La foule devenait de plus en plus immense et le lien indéfectible qui nous unissait moi et Izaak devenait de plus en plus ténu et la foule grandissait, à chaque pas elle grandissait toujours et encore. À un moment donné je ne voyais plus Izaak, il s’est fait évincé dans la foule maintenant il ne reste plus que moi et Ismael l’un des pionniers de la salle 47(là ou a débuté la révolution), on était que deux à commander et diriger la vaste foule affamée de justice. Izaak lui était déjà loin dans la foule à se disputer des coups de poings avec Tiga un élève du collège Nouveau Monde, de coups de poing en coups de poings la dispute prenait une autre tournure. À ce moment la foule était déjà loin, Izaak se précipita sur les cailloux qui trouvaient par terre et Tiga fait de même. Du coup la petite dispute se transformait peu à peu en bataille de pierre, les gens sui passaient tenta de les arrêter mais sans espoir possible, la bataille se faisa dans les rues de Tigwav, Izaak et Tiga ils étaient comme deux guerriers programmés à s’entretuer. À chaque fois que Tiga lança une pierre Izaak l’esquiva de justesse et c’était ainsi pour l’autre, ça faisait dix minutes qu’ils se lançaient le mal dans des pierres avec une âme de guerrier et soudain une roche traversa les recoins du crâne de Tiga et le pauvre guerrier commença à giser du sang partout, sa tête prise par l’assaut était complètement rouge, et d’un coup son âme de guerrier se transforma en petit garçon et les cris qu’ils poussaient attira l’attention des gens du coin qui m’emmenaient à l’hôpital. Bien que sa blessure vacillait entre égratignure et blessure le sang découlant de sa tête n’avait pas encore dit son dernier mot lui mais encore continua à crier les dieux: «O Bondye pou di se jodi m ap mouri! Manman Mari eske pitit ou ap pèdi batay sa vre manman cheri?». Mais arrivé à l’hôpital les médecins prena soins de lui et il redevenait guerrier après quelques jours.

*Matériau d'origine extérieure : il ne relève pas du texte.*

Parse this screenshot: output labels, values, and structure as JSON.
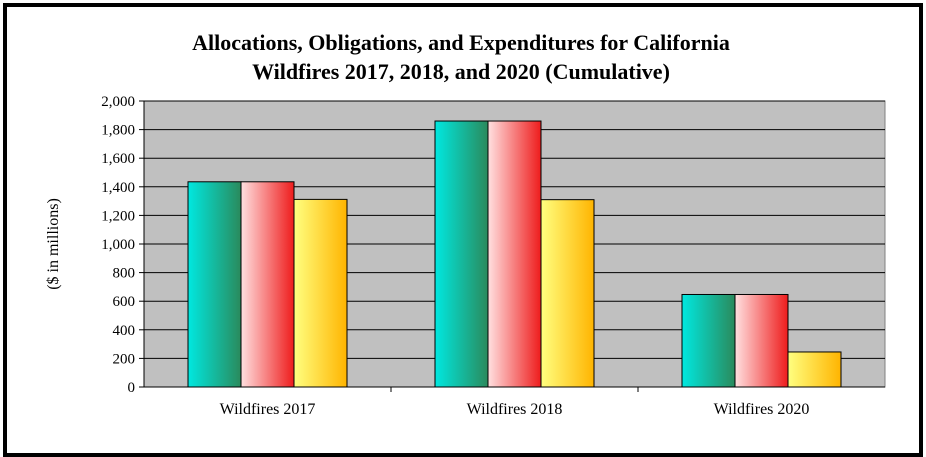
{
  "chart_data": {
    "type": "bar",
    "title_lines": [
      "Allocations, Obligations, and Expenditures for California",
      "Wildfires 2017, 2018, and 2020 (Cumulative)"
    ],
    "xlabel": "",
    "ylabel": "($ in millions)",
    "ylim": [
      0,
      2000
    ],
    "y_ticks": [
      "0",
      "200",
      "400",
      "600",
      "800",
      "1,000",
      "1,200",
      "1,400",
      "1,600",
      "1,800",
      "2,000"
    ],
    "y_tick_values": [
      0,
      200,
      400,
      600,
      800,
      1000,
      1200,
      1400,
      1600,
      1800,
      2000
    ],
    "categories": [
      "Wildfires 2017",
      "Wildfires 2018",
      "Wildfires 2020"
    ],
    "series": [
      {
        "values": [
          1435,
          1860,
          647
        ],
        "colors": [
          "#00e8e0",
          "#2a8a5c"
        ]
      },
      {
        "values": [
          1435,
          1860,
          647
        ],
        "colors": [
          "#ffe0e0",
          "#ee1c1c"
        ]
      },
      {
        "values": [
          1312,
          1310,
          245
        ],
        "colors": [
          "#ffff80",
          "#ffb400"
        ]
      }
    ],
    "grid": true,
    "plot_background": "#c0c0c0",
    "legend": "none"
  }
}
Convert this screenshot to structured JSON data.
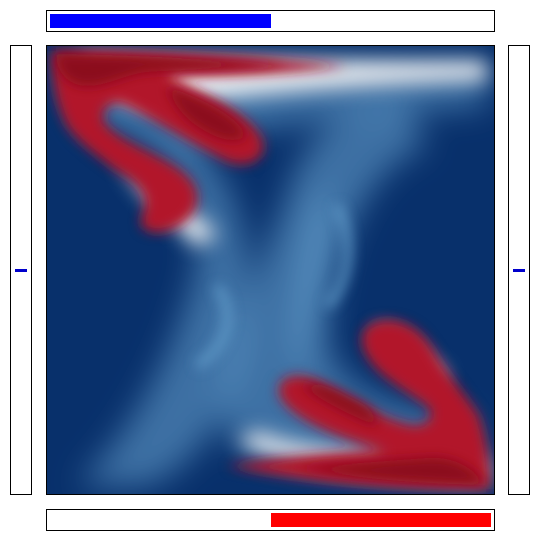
{
  "top_bar": {
    "level": 0.5,
    "color": "#0000ff"
  },
  "bottom_bar": {
    "level": 0.5,
    "color": "#ff0000"
  },
  "left_panel": {
    "marker_level": 0.5,
    "color": "#0000cc"
  },
  "right_panel": {
    "marker_level": 0.5,
    "color": "#0000cc"
  },
  "field": {
    "colormap": "RdBu",
    "background_color": "#08306b",
    "warm_color": "#b2182b",
    "deep_warm_color": "#8b0a1e",
    "light_blue": "#6aa6d4",
    "white": "#f7f7f7"
  }
}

Pendant que Tiga pleurait ce que lui a fait Izaak, moi et l’armée justicière marchait déjà sur la route Nationale #2, nos revendications à la main il n’y avait pas plis fier que moi quand je déposait mes pieds à quelques centimètres du magasin de mon père et que nos yeux tombaient les uns dans les autres et que d’un air fâché il me regarda mais cela ne m’a pas arrêté à mon but, je voulais par-dessus tout justice et qu’importe ce qu’il devrait en payer moi j’étais prêt.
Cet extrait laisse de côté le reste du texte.